Medical Office Inefficiency: The Silent Enemy of Patient Care
Posted by Janna Vienca Cañezal
Efficiency is the crown jewel in most industries, businesses spending millions of dollars to constantly improve. While the healthcare industry is one of the largest service industries in the US, though, it has the highest inefficiency rate, with billions of dollars wasted due to inefficient processes.
Inefficiencies in the Healthcare Industry
Efficiency is the relation between the resources consumed and either intermediate outputs (patient waiting time) or final health outcomes (treatment of health conditions, lives saved, and life-years gained). Although many studies and plenty of improvements have been made to address clinical inefficiency, healthcare industry expenditures still outweigh overall positive patient outcomes. So, where does the disconnect come from? The answer is easy to find but hard to rectify: practices give too little attention to the other side of the practice — the office.
According to a study from the American Academy of Family Physicians, poor human resource management is one of the leading sources of inefficiency. Examples include an unbalanced workload between employees, difficulty adjusting when anyone goes on leave, and poor communication between staff.
The front desk is a bustling center of activity with a whole range tasks needed before checking in or checking out a patient. Poor check-in workflow and unclear delegation, or redundancy of tasks within the check-in process, can cause neglect of the front desk staff's other primary responsibility — taking patient calls.
That leads to long hold times, low rates of return calls, and high call abandonment. Poor call management not only decreases your patient’s satisfaction but also affects your staff’s productivity too. The same study found that having the right number of staff with clearly defined roles was an essential element of having an efficient office.
Unfortunately, these problems aren't new. Back in 2009, Tricia Hern, MD, medical director of Community Group Family Medicine and an award-winning doctor and educator, published a study to improve the efficient and effective delivery of patient-centered care. Hern identified that office efficiency is one of the key component. Complex schedules and transitions in provider assignments create a problem for continuity of patient care. For example, one of the clinics in the study had all part-time providers. That limited the time when the physician and the patient have the same availability for office visits.
Furthermore, when a staff member received phone messages from patients, they were often unclear where the primary physician might be or who is the designated physician in case the primary physician was on vacation. Most of the time, the designated physician is unfamiliar with the patient and does not have access to the patient’s chart. Time-sensitive messages go unanswered if the primary provider is not available. All of these lead to a delay in needed health information to treat a patient. If that sounds familiar, it's because the same case applies to far too many practices today, more than a decade later.
Worst of all, we are feeling the effects more than ever. Estimates from the Association of American Medical Colleges show that there could be a shortage of about 21,000 to 55,000 primary care providers by 2023. With the increasing demand for healthcare providers to fight the ongoing pandemic, that challenge might be even more difficult to overcome. However, Harvard Business Review published an article arguing that the problem with US healthcare is not actually a shortage of doctors, but rather the inefficient use of physician time.
HBR suggests that about 30% of physicians’ time is spent on documentation and other compliance-related activities, much of which can be delegated to NPs and PAs. This leads to a decrease in patient volume and loss of potential revenue.

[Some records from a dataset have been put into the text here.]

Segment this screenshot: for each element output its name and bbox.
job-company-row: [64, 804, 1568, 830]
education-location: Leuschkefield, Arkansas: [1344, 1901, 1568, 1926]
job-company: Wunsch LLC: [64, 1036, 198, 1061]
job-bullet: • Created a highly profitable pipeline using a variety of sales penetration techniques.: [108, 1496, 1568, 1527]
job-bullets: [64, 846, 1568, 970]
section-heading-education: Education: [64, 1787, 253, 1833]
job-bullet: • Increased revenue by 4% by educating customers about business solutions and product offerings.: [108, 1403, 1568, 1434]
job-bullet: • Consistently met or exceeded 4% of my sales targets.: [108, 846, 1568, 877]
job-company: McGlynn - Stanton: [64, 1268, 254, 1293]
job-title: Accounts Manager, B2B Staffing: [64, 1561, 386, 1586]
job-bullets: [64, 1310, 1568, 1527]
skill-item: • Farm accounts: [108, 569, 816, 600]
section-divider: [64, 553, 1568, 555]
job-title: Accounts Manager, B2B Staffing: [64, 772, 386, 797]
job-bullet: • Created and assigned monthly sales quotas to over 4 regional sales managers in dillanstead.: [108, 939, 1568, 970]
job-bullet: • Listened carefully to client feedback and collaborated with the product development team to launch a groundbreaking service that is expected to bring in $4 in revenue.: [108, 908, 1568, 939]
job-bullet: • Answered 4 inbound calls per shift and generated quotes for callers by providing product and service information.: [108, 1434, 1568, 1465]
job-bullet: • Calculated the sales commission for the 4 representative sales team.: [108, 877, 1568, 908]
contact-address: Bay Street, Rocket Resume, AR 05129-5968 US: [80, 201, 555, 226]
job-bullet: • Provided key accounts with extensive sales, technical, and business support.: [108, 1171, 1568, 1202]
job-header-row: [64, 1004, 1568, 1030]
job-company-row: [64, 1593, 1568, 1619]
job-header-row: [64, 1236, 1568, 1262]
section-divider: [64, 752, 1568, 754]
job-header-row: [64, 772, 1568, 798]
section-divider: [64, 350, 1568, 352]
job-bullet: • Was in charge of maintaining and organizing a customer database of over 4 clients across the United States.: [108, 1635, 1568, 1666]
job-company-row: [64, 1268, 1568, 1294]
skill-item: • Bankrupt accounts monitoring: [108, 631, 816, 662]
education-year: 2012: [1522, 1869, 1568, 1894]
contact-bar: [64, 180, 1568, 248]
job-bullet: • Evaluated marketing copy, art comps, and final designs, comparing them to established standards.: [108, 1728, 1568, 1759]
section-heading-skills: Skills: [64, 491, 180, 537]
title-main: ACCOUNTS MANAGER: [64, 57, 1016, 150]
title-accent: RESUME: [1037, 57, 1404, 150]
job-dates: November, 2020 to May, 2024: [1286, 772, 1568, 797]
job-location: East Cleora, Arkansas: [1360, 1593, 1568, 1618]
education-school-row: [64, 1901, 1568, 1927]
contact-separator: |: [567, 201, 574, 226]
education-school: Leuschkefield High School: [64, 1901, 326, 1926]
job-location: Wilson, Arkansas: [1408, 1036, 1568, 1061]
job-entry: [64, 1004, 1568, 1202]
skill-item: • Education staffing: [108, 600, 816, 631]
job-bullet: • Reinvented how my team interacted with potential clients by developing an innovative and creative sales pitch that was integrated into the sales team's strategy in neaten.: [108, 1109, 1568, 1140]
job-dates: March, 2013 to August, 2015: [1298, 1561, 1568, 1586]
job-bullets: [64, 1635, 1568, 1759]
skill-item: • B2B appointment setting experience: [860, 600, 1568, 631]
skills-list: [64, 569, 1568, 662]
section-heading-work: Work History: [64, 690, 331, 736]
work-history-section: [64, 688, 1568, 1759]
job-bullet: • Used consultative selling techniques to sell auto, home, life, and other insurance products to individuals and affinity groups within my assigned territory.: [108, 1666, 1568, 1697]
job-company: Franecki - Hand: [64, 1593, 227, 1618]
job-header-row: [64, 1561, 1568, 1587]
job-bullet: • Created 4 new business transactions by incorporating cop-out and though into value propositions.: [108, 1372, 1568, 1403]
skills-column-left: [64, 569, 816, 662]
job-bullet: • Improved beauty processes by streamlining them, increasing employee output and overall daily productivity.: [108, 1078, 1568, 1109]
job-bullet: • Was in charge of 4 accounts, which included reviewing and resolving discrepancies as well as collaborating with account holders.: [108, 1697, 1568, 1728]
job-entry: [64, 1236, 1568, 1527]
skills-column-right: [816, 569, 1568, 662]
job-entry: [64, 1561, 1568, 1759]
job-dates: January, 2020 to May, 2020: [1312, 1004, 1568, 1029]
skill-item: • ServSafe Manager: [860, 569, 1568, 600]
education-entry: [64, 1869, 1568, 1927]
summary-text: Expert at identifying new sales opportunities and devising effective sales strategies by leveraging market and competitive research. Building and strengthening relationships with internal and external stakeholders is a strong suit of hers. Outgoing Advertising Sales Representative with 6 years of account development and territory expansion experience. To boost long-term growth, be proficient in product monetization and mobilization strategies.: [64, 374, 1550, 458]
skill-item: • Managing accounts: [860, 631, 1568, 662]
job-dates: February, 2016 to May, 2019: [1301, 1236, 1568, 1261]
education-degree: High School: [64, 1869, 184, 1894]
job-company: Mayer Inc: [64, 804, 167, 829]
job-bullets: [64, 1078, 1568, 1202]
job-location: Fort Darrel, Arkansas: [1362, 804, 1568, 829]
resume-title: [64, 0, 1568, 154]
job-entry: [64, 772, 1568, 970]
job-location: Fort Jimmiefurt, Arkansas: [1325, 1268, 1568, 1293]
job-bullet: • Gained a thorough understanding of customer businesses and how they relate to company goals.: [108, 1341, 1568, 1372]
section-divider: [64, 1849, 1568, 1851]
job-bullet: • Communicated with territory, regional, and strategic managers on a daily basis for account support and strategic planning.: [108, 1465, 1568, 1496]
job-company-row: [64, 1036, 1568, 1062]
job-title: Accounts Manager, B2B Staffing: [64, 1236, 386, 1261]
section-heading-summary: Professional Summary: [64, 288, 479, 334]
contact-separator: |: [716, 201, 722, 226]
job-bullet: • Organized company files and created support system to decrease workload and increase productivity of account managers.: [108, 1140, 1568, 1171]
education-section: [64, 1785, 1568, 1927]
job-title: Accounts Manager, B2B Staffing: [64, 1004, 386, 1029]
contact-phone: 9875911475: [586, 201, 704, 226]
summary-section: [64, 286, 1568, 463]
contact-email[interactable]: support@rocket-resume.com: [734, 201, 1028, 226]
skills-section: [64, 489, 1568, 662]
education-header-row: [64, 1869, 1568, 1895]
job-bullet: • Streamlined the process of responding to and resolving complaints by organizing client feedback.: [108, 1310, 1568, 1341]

Technology Can Play A Role
Inefficiencies in a medical office affect your staff’s productivity and your clinic’s financials, leading to a decline in quality patient care. At the root of every single one of these inefficiencies is an improper allocation of resources. The healthcare industry’s greatest strength is the people who provide care for patients in their times of need. With that in mind, it’s worth looking at how managing that resource affects inefficiencies in delivering care.
Assessing current roles and establishing boundaries between responsibilities can be the first step in making a change. Empowering nurses and MAs to play an active role in care lets the physician focus more on tasks that require their level of expertise. Building a care team composed of other clinicians like NPs and PAs ensures continuity of care.
And finally, employing technology to automate delegation and scheduling processes can be one less thing that practice administrators have to think about. It’s worth reaching out to your EHR partner for recommendations and to see what tools they have in place to address those concerns.